Seperti contoh yang saya tahu ketimpangan dalam kasus perceraian yang saya tangani beberapa waktu lalu. Ketimpangan yang saya lihat bahwa dalam lima perceraian yang saya tangani itu, tiga diantaranya adalah orang-orang yang suaminya tidak bekerja dan yang mencari nafkah adalah istrinya. Perempuan tersebut mempunyai kedudukan tinggi atau posisi tinggi justru suaminya malahan tidak bekerja, jadi para istri ini yang menabung, mereka yang membeli apartemen, mereka juga membeli mobil sedangkan para suami kebanyakan di rumah. Seperti dalam film, “ The intern” dengan aktor (Robert de Niro dan Anne Hathaway), dimana suami sebagai “Sit at Home Husband “.
Yang bisa saya katakan, yang bisa dicontoh oleh ibu-ibu zaman now adalah semangat Ibu RA Kartini. Coba perhatikan perjalanan RA Kartini, dia tetap mengurus suami dan rumah tangganya namun ia tetap juga ada waktu untuk Me time. Zaman Now, Me Time itu ke salon, ke Café, Hang Out. Me Time Zaman RA Kartini bukan ke salon tapi dia menulis.

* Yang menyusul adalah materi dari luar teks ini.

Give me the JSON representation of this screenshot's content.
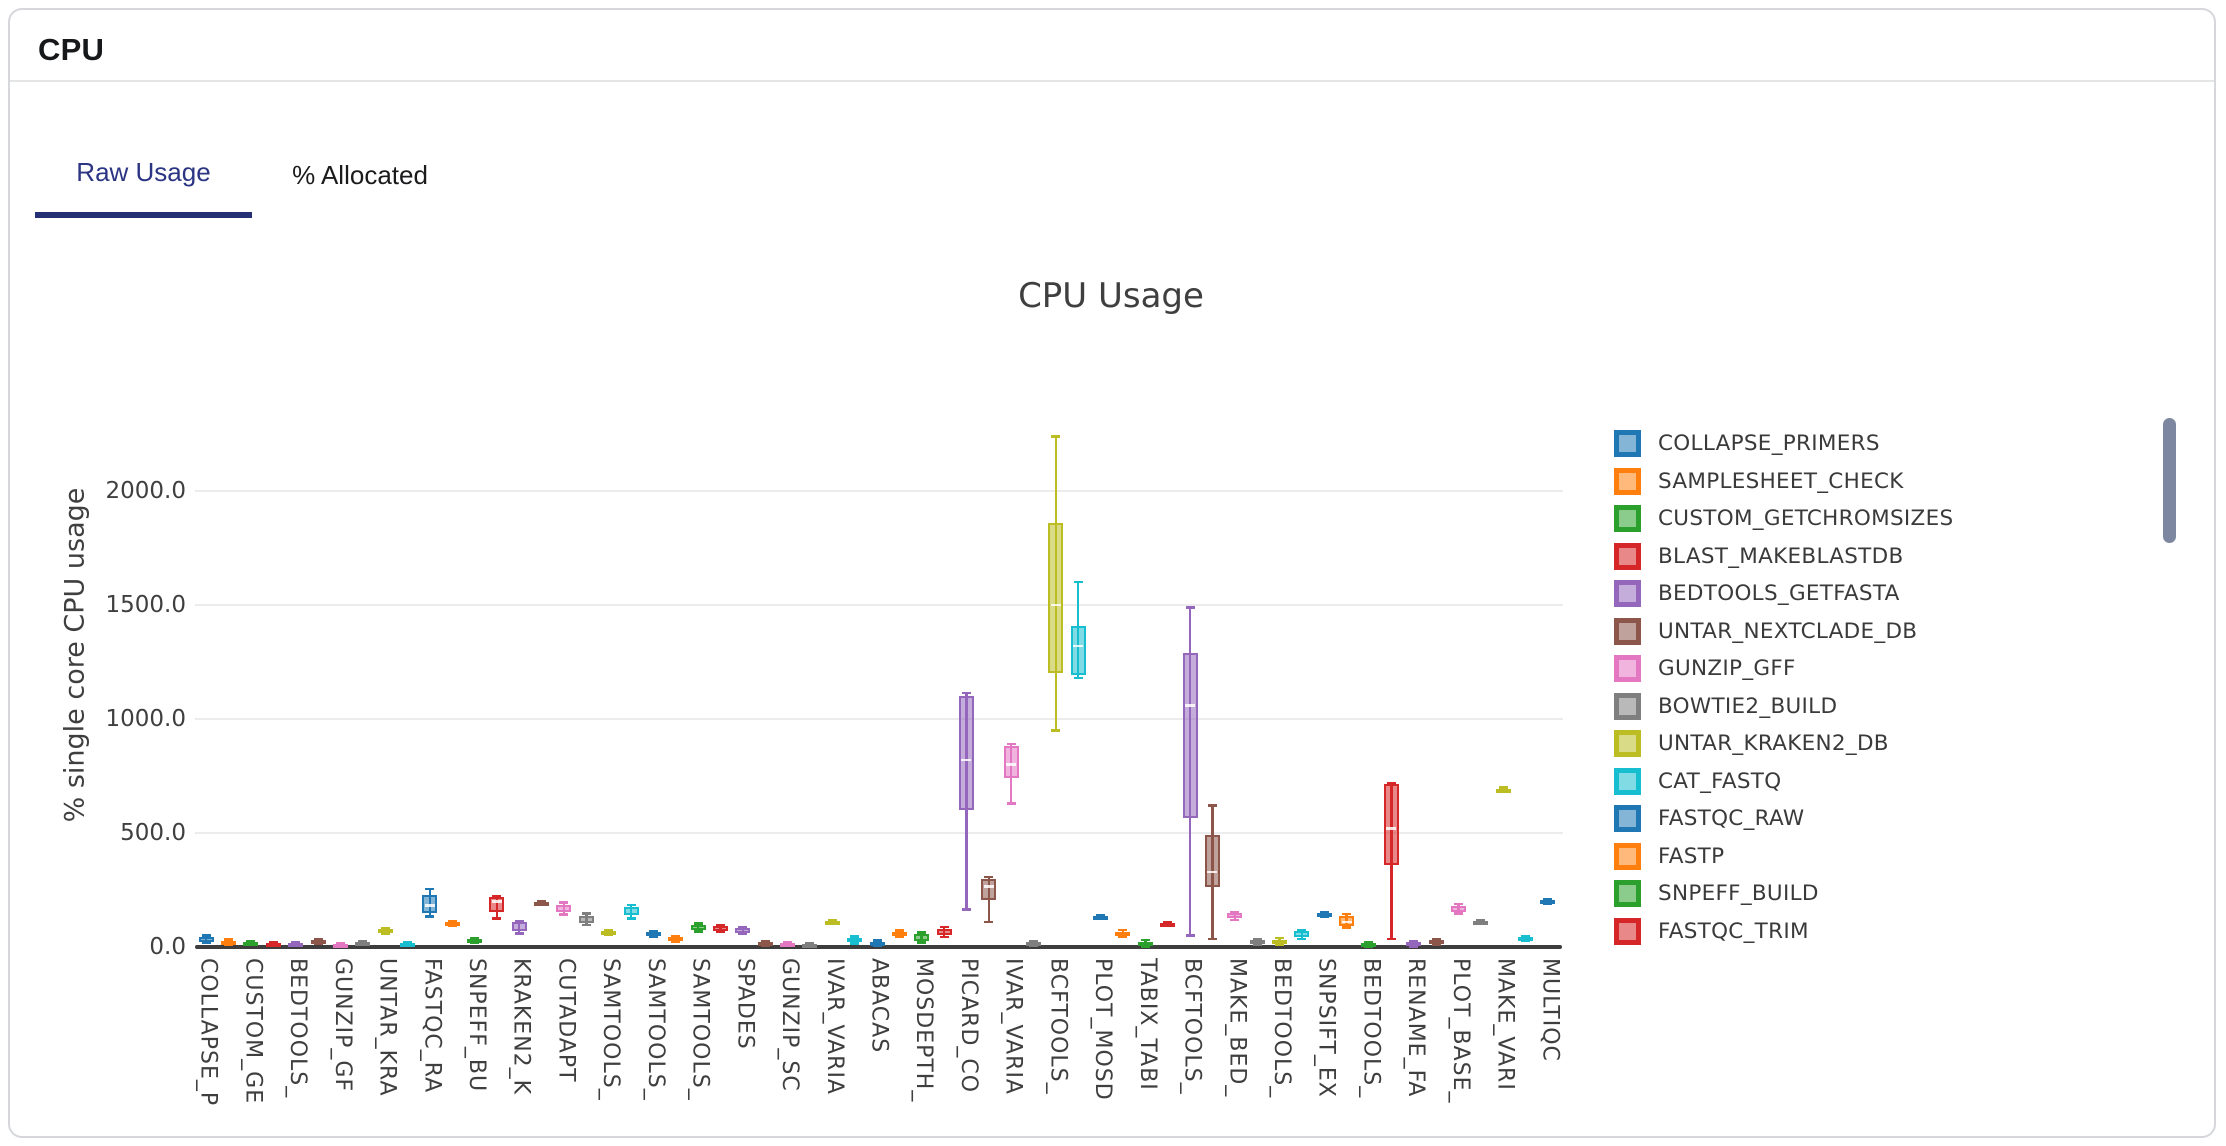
{
  "header": {
    "title": "CPU"
  },
  "tabs": [
    {
      "label": "Raw Usage",
      "active": true
    },
    {
      "label": "% Allocated",
      "active": false
    }
  ],
  "chart_data": {
    "type": "box",
    "title": "CPU Usage",
    "ylabel": "% single core CPU usage",
    "grid": "horizontal",
    "legend_position": "right",
    "ylim": [
      0,
      2300
    ],
    "yticks": [
      {
        "label": "0.0",
        "value": 0
      },
      {
        "label": "500.0",
        "value": 500
      },
      {
        "label": "1000.0",
        "value": 1000
      },
      {
        "label": "1500.0",
        "value": 1500
      },
      {
        "label": "2000.0",
        "value": 2000
      }
    ],
    "xtick_labels": [
      "COLLAPSE_P",
      "CUSTOM_GE",
      "BEDTOOLS_",
      "GUNZIP_GF",
      "UNTAR_KRA",
      "FASTQC_RA",
      "SNPEFF_BU",
      "KRAKEN2_K",
      "CUTADAPT",
      "SAMTOOLS_",
      "SAMTOOLS_",
      "SAMTOOLS_",
      "SPADES",
      "GUNZIP_SC",
      "IVAR_VARIA",
      "ABACAS",
      "MOSDEPTH_",
      "PICARD_CO",
      "IVAR_VARIA",
      "BCFTOOLS_",
      "PLOT_MOSD",
      "TABIX_TABI",
      "BCFTOOLS_",
      "MAKE_BED_",
      "BEDTOOLS_",
      "SNPSIFT_EX",
      "BEDTOOLS_",
      "RENAME_FA",
      "PLOT_BASE_",
      "MAKE_VARI",
      "MULTIQC"
    ],
    "palette": {
      "blue": "#1f77b4",
      "orange": "#ff7f0e",
      "green": "#2ca02c",
      "red": "#d62728",
      "purple": "#9467bd",
      "brown": "#8c564b",
      "pink": "#e377c2",
      "gray": "#7f7f7f",
      "olive": "#bcbd22",
      "cyan": "#17becf"
    },
    "box_stats_order": [
      "min",
      "q1",
      "median",
      "q3",
      "max"
    ],
    "series": [
      {
        "name": "COLLAPSE_PRIMERS",
        "color": "blue",
        "values": [
          18,
          24,
          32,
          42,
          50
        ]
      },
      {
        "name": "SAMPLESHEET_CHECK",
        "color": "orange",
        "values": [
          12,
          16,
          22,
          28,
          32
        ]
      },
      {
        "name": "CUSTOM_GETCHROMSIZES",
        "color": "green",
        "values": [
          10,
          13,
          18,
          24,
          27
        ]
      },
      {
        "name": "BLAST_MAKEBLASTDB",
        "color": "red",
        "values": [
          4,
          7,
          11,
          16,
          19
        ]
      },
      {
        "name": "BEDTOOLS_GETFASTA",
        "color": "purple",
        "values": [
          4,
          7,
          11,
          16,
          19
        ]
      },
      {
        "name": "UNTAR_NEXTCLADE_DB",
        "color": "brown",
        "values": [
          16,
          20,
          25,
          31,
          35
        ]
      },
      {
        "name": "GUNZIP_GFF",
        "color": "pink",
        "values": [
          3,
          6,
          9,
          14,
          17
        ]
      },
      {
        "name": "BOWTIE2_BUILD",
        "color": "gray",
        "values": [
          9,
          13,
          17,
          22,
          26
        ]
      },
      {
        "name": "UNTAR_KRAKEN2_DB",
        "color": "olive",
        "values": [
          58,
          63,
          70,
          77,
          82
        ]
      },
      {
        "name": "CAT_FASTQ",
        "color": "cyan",
        "values": [
          7,
          10,
          14,
          19,
          23
        ]
      },
      {
        "name": "FASTQC_RAW",
        "color": "blue",
        "values": [
          133,
          150,
          182,
          228,
          254
        ]
      },
      {
        "name": "FASTP",
        "color": "orange",
        "values": [
          93,
          97,
          103,
          110,
          114
        ]
      },
      {
        "name": "SNPEFF_BUILD",
        "color": "green",
        "values": [
          19,
          23,
          28,
          34,
          38
        ]
      },
      {
        "name": "FASTQC_TRIM",
        "color": "red",
        "values": [
          124,
          155,
          200,
          219,
          222
        ]
      },
      {
        "name": "KRAKEN2_K",
        "color": "purple",
        "values": [
          60,
          70,
          88,
          108,
          115
        ]
      },
      {
        "name": "",
        "color": "brown",
        "values": [
          188,
          191,
          195,
          199,
          202
        ]
      },
      {
        "name": "CUTADAPT",
        "color": "pink",
        "values": [
          143,
          152,
          165,
          185,
          196
        ]
      },
      {
        "name": "",
        "color": "gray",
        "values": [
          97,
          107,
          122,
          138,
          147
        ]
      },
      {
        "name": "SAMTOOLS_",
        "color": "olive",
        "values": [
          52,
          58,
          64,
          70,
          75
        ]
      },
      {
        "name": "",
        "color": "cyan",
        "values": [
          126,
          140,
          158,
          176,
          185
        ]
      },
      {
        "name": "SAMTOOLS_",
        "color": "blue",
        "values": [
          46,
          52,
          58,
          66,
          71
        ]
      },
      {
        "name": "",
        "color": "orange",
        "values": [
          21,
          27,
          34,
          42,
          48
        ]
      },
      {
        "name": "SAMTOOLS_",
        "color": "green",
        "values": [
          67,
          74,
          84,
          97,
          104
        ]
      },
      {
        "name": "",
        "color": "red",
        "values": [
          67,
          72,
          80,
          91,
          97
        ]
      },
      {
        "name": "SPADES",
        "color": "purple",
        "values": [
          57,
          63,
          72,
          82,
          88
        ]
      },
      {
        "name": "",
        "color": "brown",
        "values": [
          5,
          9,
          14,
          21,
          26
        ]
      },
      {
        "name": "GUNZIP_SC",
        "color": "pink",
        "values": [
          5,
          8,
          12,
          18,
          22
        ]
      },
      {
        "name": "",
        "color": "gray",
        "values": [
          2,
          5,
          8,
          13,
          17
        ]
      },
      {
        "name": "IVAR_VARIA",
        "color": "olive",
        "values": [
          104,
          107,
          110,
          114,
          117
        ]
      },
      {
        "name": "",
        "color": "cyan",
        "values": [
          16,
          22,
          30,
          40,
          47
        ]
      },
      {
        "name": "ABACAS",
        "color": "blue",
        "values": [
          4,
          9,
          15,
          23,
          28
        ]
      },
      {
        "name": "",
        "color": "orange",
        "values": [
          45,
          52,
          58,
          66,
          73
        ]
      },
      {
        "name": "MOSDEPTH_",
        "color": "green",
        "values": [
          20,
          28,
          40,
          55,
          64
        ]
      },
      {
        "name": "",
        "color": "red",
        "values": [
          44,
          52,
          64,
          78,
          88
        ]
      },
      {
        "name": "PICARD_CO",
        "color": "purple",
        "values": [
          165,
          600,
          820,
          1100,
          1115
        ]
      },
      {
        "name": "",
        "color": "brown",
        "values": [
          110,
          205,
          265,
          300,
          307
        ]
      },
      {
        "name": "IVAR_VARIA",
        "color": "pink",
        "values": [
          630,
          740,
          800,
          880,
          890
        ]
      },
      {
        "name": "",
        "color": "gray",
        "values": [
          4,
          8,
          13,
          20,
          26
        ]
      },
      {
        "name": "BCFTOOLS_",
        "color": "olive",
        "values": [
          950,
          1200,
          1500,
          1860,
          2240
        ]
      },
      {
        "name": "",
        "color": "cyan",
        "values": [
          1180,
          1195,
          1320,
          1410,
          1600
        ]
      },
      {
        "name": "PLOT_MOSD",
        "color": "blue",
        "values": [
          125,
          128,
          132,
          137,
          140
        ]
      },
      {
        "name": "",
        "color": "orange",
        "values": [
          44,
          50,
          57,
          67,
          75
        ]
      },
      {
        "name": "TABIX_TABI",
        "color": "green",
        "values": [
          2,
          6,
          12,
          22,
          30
        ]
      },
      {
        "name": "",
        "color": "red",
        "values": [
          95,
          98,
          102,
          106,
          110
        ]
      },
      {
        "name": "BCFTOOLS_",
        "color": "purple",
        "values": [
          50,
          565,
          1060,
          1290,
          1490
        ]
      },
      {
        "name": "",
        "color": "brown",
        "values": [
          35,
          265,
          330,
          490,
          620
        ]
      },
      {
        "name": "MAKE_BED_",
        "color": "pink",
        "values": [
          118,
          126,
          135,
          147,
          153
        ]
      },
      {
        "name": "",
        "color": "gray",
        "values": [
          8,
          14,
          20,
          30,
          36
        ]
      },
      {
        "name": "BEDTOOLS_",
        "color": "olive",
        "values": [
          8,
          14,
          22,
          32,
          39
        ]
      },
      {
        "name": "",
        "color": "cyan",
        "values": [
          36,
          43,
          55,
          68,
          75
        ]
      },
      {
        "name": "SNPSIFT_EX",
        "color": "blue",
        "values": [
          133,
          136,
          140,
          147,
          152
        ]
      },
      {
        "name": "",
        "color": "orange",
        "values": [
          85,
          94,
          110,
          135,
          145
        ]
      },
      {
        "name": "BEDTOOLS_",
        "color": "green",
        "values": [
          1,
          5,
          10,
          17,
          22
        ]
      },
      {
        "name": "",
        "color": "red",
        "values": [
          35,
          360,
          520,
          715,
          720
        ]
      },
      {
        "name": "RENAME_FA",
        "color": "purple",
        "values": [
          2,
          6,
          12,
          20,
          25
        ]
      },
      {
        "name": "",
        "color": "brown",
        "values": [
          10,
          15,
          21,
          29,
          35
        ]
      },
      {
        "name": "PLOT_BASE_",
        "color": "pink",
        "values": [
          148,
          155,
          165,
          178,
          188
        ]
      },
      {
        "name": "",
        "color": "gray",
        "values": [
          100,
          105,
          110,
          115,
          119
        ]
      },
      {
        "name": "MAKE_VARI",
        "color": "olive",
        "values": [
          682,
          686,
          690,
          695,
          700
        ]
      },
      {
        "name": "",
        "color": "cyan",
        "values": [
          29,
          33,
          38,
          43,
          46
        ]
      },
      {
        "name": "MULTIQC",
        "color": "blue",
        "values": [
          191,
          195,
          200,
          205,
          210
        ]
      }
    ],
    "legend": [
      {
        "label": "COLLAPSE_PRIMERS",
        "color": "blue"
      },
      {
        "label": "SAMPLESHEET_CHECK",
        "color": "orange"
      },
      {
        "label": "CUSTOM_GETCHROMSIZES",
        "color": "green"
      },
      {
        "label": "BLAST_MAKEBLASTDB",
        "color": "red"
      },
      {
        "label": "BEDTOOLS_GETFASTA",
        "color": "purple"
      },
      {
        "label": "UNTAR_NEXTCLADE_DB",
        "color": "brown"
      },
      {
        "label": "GUNZIP_GFF",
        "color": "pink"
      },
      {
        "label": "BOWTIE2_BUILD",
        "color": "gray"
      },
      {
        "label": "UNTAR_KRAKEN2_DB",
        "color": "olive"
      },
      {
        "label": "CAT_FASTQ",
        "color": "cyan"
      },
      {
        "label": "FASTQC_RAW",
        "color": "blue"
      },
      {
        "label": "FASTP",
        "color": "orange"
      },
      {
        "label": "SNPEFF_BUILD",
        "color": "green"
      },
      {
        "label": "FASTQC_TRIM",
        "color": "red"
      }
    ]
  }
}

Kondisi yang ditinggalkan oleh RA Kartini menurut saya adalah semagat untuk tetap berkarya. “ Saya bersyukur menikah dengan pria yang sangat pengertian, orang tua, mertua dan anak-anak yang selalu mendukung saya, “ ungkap Sjahnaz .
Memang 24 jam sehari, 7 hari dalam seminggu tidaklah cukup. Oleh karena itu membagi waktu sangatlah penting dan harus dibuat seefisienmungkin. Contoh untuk berkarya carilah kantor dekat rumah sehingga tidak membuang waktu berjam-jam di kemacetan jalan. Spend quality time dengan keluarga, walau hanya beberapa jam namun kita benar-benar fokus, berikan perhatian sepenuhnya dengan keluarga.
Oleh karenanya, kita sebagai perempuan tidak boleh melupakan kodrat kita sebagai perempuan, yaitu sebagai ibu rumah tangga mengurus suami, anak –anak dan orang tua kita.
Walaupun setinggi-tingginya karier kita, tetap sebagai perempuan jangan melupakan tanggungjawab dan kewajiban kita tersebut. Itulah yang diperankan oleh seorang ibu yang bernama RA Kartini.
Idola saya adalah pertama Ibu saya sendiri yang mempunyai persamaan dengan RA Kartini, Ibu saya lahir 23 April 1935 dan bernama RA Sumartini. Beliau smart, gaul, cantik, penuh perhatian kepada keluarga, pandai memasak, pandai mengurus rumah tangga, pandai bersosialisasi, pandai berdandan, pandai mengaji, pandai mengurus suami, bapak Teuku Mohamad Zahirsyah, pandai mengurus ketiga anaknya yakni Tjut Sjahnaz, Tjut Sjahrain, dan Tjut Sjahrifa.
Kedua, sepupu saya Tjut Zuraida Hidayat . Beliau 70 tahun menikah dengan dokter Hidayat Danu Kusuma, namun sebagai wanita Aceh mampu menjadi seorang Istri yang beradaptasi dengan adat – istiadat Jawa Barat. Mampu menjalankan usaha yang ditinggalkan suaminya dengan sangat baik dan tetap terlihat kereen di usia 70 tahun. Ketiga Susi Pudjiastuti, seorang menteri yang membawa pembaharuan dan kesegaran untuk NKRI.
Saya belum sukses, masih harus banyak yang diraih tapi saya belajar dari ayah saya. Yang pernah menjabat sebagai Dewan Gubernur Bank Indonesia dan Duta Besar untuk Benelux Countries, yang saya terapkan untuk mencapai sukses yaitu kerja keras dan berdoa, ingat selalu kepada Yang Maha Besar Allah SWT, selalu mawas diri, be yourself, jangan sombong dengan apa yang telah diraih karena semua bukan milik kita, tetap utamakan keluarga namun harus ada me time.